Israel lançou diversos ataques com mísseis em Gaza nesta segunda-feira, em represália a disparos de foguetes palestinos. Neste mesmo dia, o primeiro-ministro Ariel Sharon passa por um desafio à sua liderança no partido Likud.
O Comitê Central do Likud começou a votar uma moção apresentada pelo rival de Sharon Benjamin Netanyahu pedindo a antecipação da eleição primária do partido para novembro. A iniciativa é em protesto contra a remoção de soldados e colonos de Gaza neste mês, depois de 38 anos de ocupação.
Uma série de disparos de foguetes no fim de semana atingiu Israel e parece ter fortalecido Netanyahu, que argumentava que a saída de Gaza incentivaria mais violência. A resposta dura de Sharon pode ser uma ajuda de última hora à sua popularidade.
As pesquisas mais recentes mostram o apoio a Netanyahu no Likud subindo para 50,7%, contra 42,3%. Somente 6,9% continuam indecisos, o que não é suficiente para mudar o resultado a favor de Sharon. Pesquisas anteriores indicavam números parecidos demais para determinar quem sairá vencedor.
Assessores de Sharon disseram que ele pode deixar o Likud e formar uma novo bloco de centro se perder a eleição desta segunda-feira, classificada por ele como obra de "extremistas radicais". A maioria dos israelenses apoiou a retirada de Gaza.
A antecipação das primárias provavelmente provocaria a antecipação também da eleição geral para fevereiro. O pleito está programado para novembro de 2006.
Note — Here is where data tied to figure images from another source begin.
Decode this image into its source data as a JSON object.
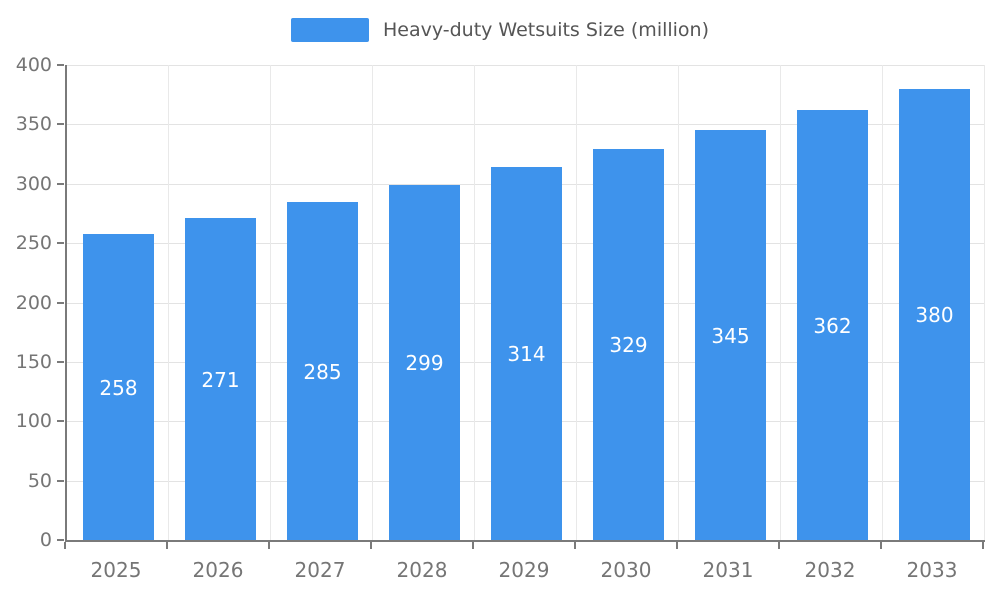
{
  "chart_data": {
    "type": "bar",
    "title": "Heavy-duty Wetsuits Size (million)",
    "categories": [
      "2025",
      "2026",
      "2027",
      "2028",
      "2029",
      "2030",
      "2031",
      "2032",
      "2033"
    ],
    "values": [
      258,
      271,
      285,
      299,
      314,
      329,
      345,
      362,
      380
    ],
    "xlabel": "",
    "ylabel": "",
    "ylim": [
      0,
      400
    ],
    "ytick_step": 50,
    "grid": true,
    "legend_position": "top-center",
    "bar_color": "#3e93ec",
    "value_label_color": "#ffffff",
    "axis_color": "#7a7a7a",
    "tick_label_color": "#757575"
  }
}
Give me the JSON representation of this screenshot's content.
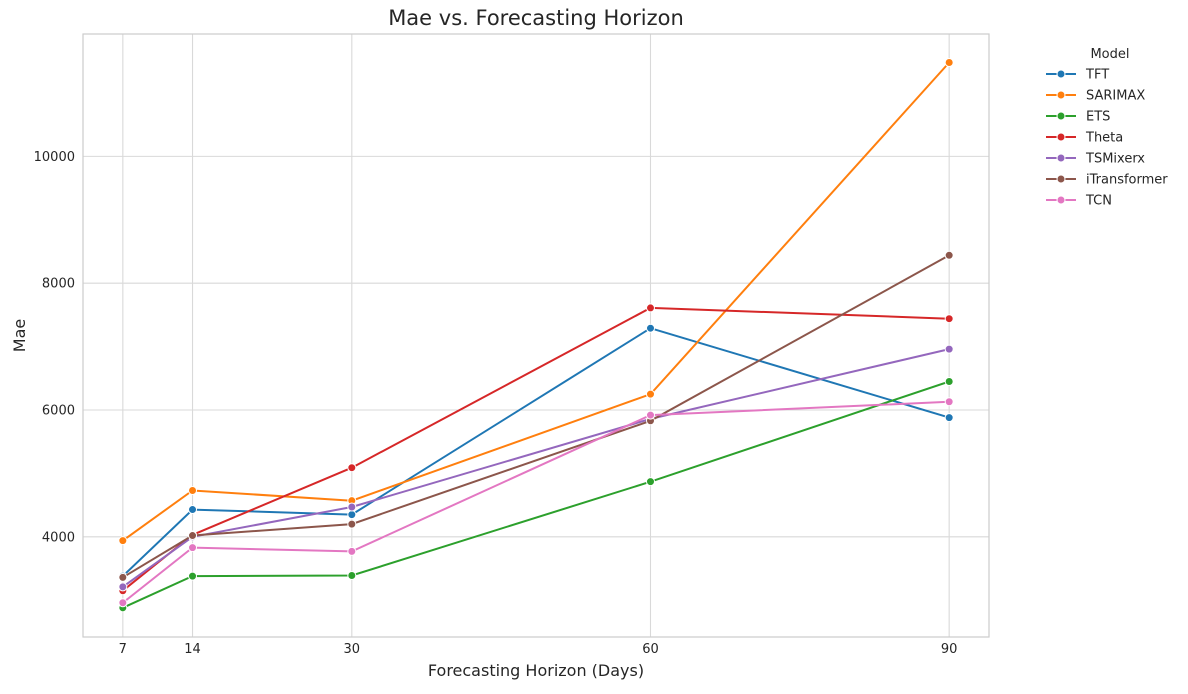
{
  "chart_data": {
    "type": "line",
    "title": "Mae vs. Forecasting Horizon",
    "xlabel": "Forecasting Horizon (Days)",
    "ylabel": "Mae",
    "x": [
      7,
      14,
      30,
      60,
      90
    ],
    "xticks": [
      7,
      14,
      30,
      60,
      90
    ],
    "yticks": [
      4000,
      6000,
      8000,
      10000
    ],
    "xlim": [
      3,
      94
    ],
    "ylim": [
      2420,
      11930
    ],
    "grid": true,
    "legend": {
      "title": "Model",
      "placement": "outside-top-right"
    },
    "series": [
      {
        "name": "TFT",
        "color": "#1f77b4",
        "values": [
          3380,
          4430,
          4350,
          7290,
          5880
        ]
      },
      {
        "name": "SARIMAX",
        "color": "#ff7f0e",
        "values": [
          3940,
          4730,
          4570,
          6250,
          11480
        ]
      },
      {
        "name": "ETS",
        "color": "#2ca02c",
        "values": [
          2880,
          3380,
          3390,
          4870,
          6450
        ]
      },
      {
        "name": "Theta",
        "color": "#d62728",
        "values": [
          3150,
          4030,
          5090,
          7610,
          7440
        ]
      },
      {
        "name": "TSMixerx",
        "color": "#9467bd",
        "values": [
          3210,
          4000,
          4470,
          5860,
          6960
        ]
      },
      {
        "name": "iTransformer",
        "color": "#8c564b",
        "values": [
          3360,
          4020,
          4200,
          5830,
          8440
        ]
      },
      {
        "name": "TCN",
        "color": "#e377c2",
        "values": [
          2960,
          3830,
          3770,
          5920,
          6130
        ]
      }
    ]
  }
}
A votação do Comitê Central deve terminar por volta das 16h (horário de Brasília), e os resultados sairão horas depois.
Em discurso ao Likud neste domingo, Sharon deveria dizer que a votação "determinará se o Likud será apoiado pelo consenso nacional ou será extremista", mas seu microfone falhou e ele deixou a convenção.
A pior onda de violência desde que Israel completou a retirada de Gaza, em 12 de setembro, prejudicou uma frágil trégua de sete meses.
Na manhã desta segunda-feira, aeronaves israelenses atacaram pelo menos cinco prédios que o Exército afirmou serem usados pelo Hamas e por outros grupos de Gaza para fabricar ou armazenar armas. Uma mulher ficou levemente ferida.
Um caça também disparou dois foguetes em um campo aberto no norte de Gaza. O Exército disse que foi um ataque preventivo contra militantes que se posicionavam para disparar foguetes.
As tropas prenderam 90 membros do Hamas e da Jihad Islâmica na Cisjordânia. No final de semana, operações israelenses já haviam detido 200 pessoas.
O Hamas pediu no final deste dpmingo o fim dos ataques com foguetes. O grupo afirmou que essas ações eram uma vingança pela morte de 16 pessoas em uma explosão durante um comício.
Uma autoridade palestina disse que o Hamas suspendeu os ataques depois de um telefonema furioso de Mahmoud Abbas para Khaled Meshaal, líder do grupo exilado, e depois de advertências do Egito.